Догго спал, а я нет. Лежал на спине и сквозь одеяло чувствовал, как он всем своим весом навалился мне на бедро. Мое присутствие успокаивало его, и когда я передвинул ногу, он тоже подвинулся, чтобы снова прижаться ко мне. Мне пришло в голову, что Догго привык к этому – спал с бывшим хозяином на кровати, – и, только притеревшись ко мне, потребовал от меня того же. Пес подергивался и во сне поскуливал. Что ему снилось – прошлая жизнь?
Странно, но я и раньше не переставал об этом думать. Что я знал о прошлом Догго? Лишь то, что сказала мне Клара. Догго – не бродячая собака. Он явился из хорошего дома. Это подтверждало его поведение: в нем не чувствовалось ни раболепства, ни страха, ни надлома. Догго был не из тех несчастных собак, вызывающих раздражение существ, которые дрожат от предвкушения хотя бы капли внимания. Да, ему нравилось, когда его ласкали, но как только ласка надоедала, он не стеснялся остановить навязчивого хозяина пристальным взглядом. Я его уважал за это. Догго держался спокойно, но не надменно, сознавал, что умен, но не выставлял свой ум напоказ и очень трогательно заблуждался в том, каким его видят со стороны. Если бы потребовалось сравнить пса с литературным персонажем, я бы назвал Эркюля Пуаро.
Эркюль! Ну, наконец! Вот подходящее имя для моего малыша. Только с французским, а не с английским произношением. Эркюль навевает мысли о греческом герое и его двенадцати подвигах, где потребовались храбрость и сила – два качества, которые я не сразу разглядел в псе. Эркюль – хорошо, но не так, как Догго.
Я положил руку ему на спину, но очень осторожно, чтобы не разбудить. И вскоре, ощущая его тело и медленное, гипнотическое колебание грудной клетки, крепко уснул.
Глава шестнадцатая
Мы завтракали под ослепительным солнцем на задней терассе. Завтрак оказался выматывающим не только из-за своей бесконечности, но и из-за разговоров. Одна тема сменяла другую, и беседа, не утихая, временами даже переходил в спор. Эллиот воспроизводил сюжеты из воскресных газет, а нам полагалось реагировать. В Пакистане беспилотник убил несколько невинных людей. Какое наше мнение о беспилотниках? Является ли война против талибов действительно войной, и каково определение справедливой войны? Существует ли вообще такое понятие?

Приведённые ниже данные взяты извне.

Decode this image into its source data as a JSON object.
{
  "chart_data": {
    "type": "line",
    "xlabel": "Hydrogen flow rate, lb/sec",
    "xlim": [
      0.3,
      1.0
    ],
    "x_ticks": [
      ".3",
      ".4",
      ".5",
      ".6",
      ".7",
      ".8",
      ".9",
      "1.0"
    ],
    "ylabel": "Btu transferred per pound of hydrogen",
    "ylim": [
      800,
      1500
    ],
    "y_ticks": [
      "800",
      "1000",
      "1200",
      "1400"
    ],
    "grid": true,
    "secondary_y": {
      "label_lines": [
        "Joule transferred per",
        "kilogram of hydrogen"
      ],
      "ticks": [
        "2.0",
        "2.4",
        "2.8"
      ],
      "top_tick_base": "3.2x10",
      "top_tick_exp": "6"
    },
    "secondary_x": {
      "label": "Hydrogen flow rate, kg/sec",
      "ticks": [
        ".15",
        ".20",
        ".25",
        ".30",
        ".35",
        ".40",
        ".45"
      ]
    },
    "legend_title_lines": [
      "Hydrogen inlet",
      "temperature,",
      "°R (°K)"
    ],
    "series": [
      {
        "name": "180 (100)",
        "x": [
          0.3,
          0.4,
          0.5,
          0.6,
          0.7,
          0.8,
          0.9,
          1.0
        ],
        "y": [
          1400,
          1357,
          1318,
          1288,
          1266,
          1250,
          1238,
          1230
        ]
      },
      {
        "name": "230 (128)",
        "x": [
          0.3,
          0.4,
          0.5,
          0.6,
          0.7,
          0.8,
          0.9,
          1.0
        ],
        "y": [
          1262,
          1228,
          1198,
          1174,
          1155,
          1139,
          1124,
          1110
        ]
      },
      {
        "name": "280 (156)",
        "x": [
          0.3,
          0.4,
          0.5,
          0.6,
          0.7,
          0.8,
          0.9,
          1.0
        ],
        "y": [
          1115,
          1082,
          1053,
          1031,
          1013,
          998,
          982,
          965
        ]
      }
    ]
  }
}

Как бороться с бесчеловечностью людей по отношению друг к другу?
– И жестоким обращением с животными, – добавила Сибелла. Она хоть и была вегетарианкой, это не мешало ей наваливать на наши тарелки бекон, сосиски и кровяную колбасу.
Заварили еще кофе, и разговор перешел на меня. Не совсем допрос, но близко к нему. Не знаю почему – я ведь почти не знал этих людей, – но меня понесло: я выложил им про брошенную дедом фразу в доме престарелых, резкое опровержение матери, ее вчерашний звонок и загадочное сообщение в голосовой почте.
– Скорее всего это ничего не означает, – таков был вердикт Эди.
– Бедняжка, – нахмурилась Сибелла.
– Все не так уж ужасно, – пожал я плечами, пытаясь отшутиться. – Вы не знаете моего отца.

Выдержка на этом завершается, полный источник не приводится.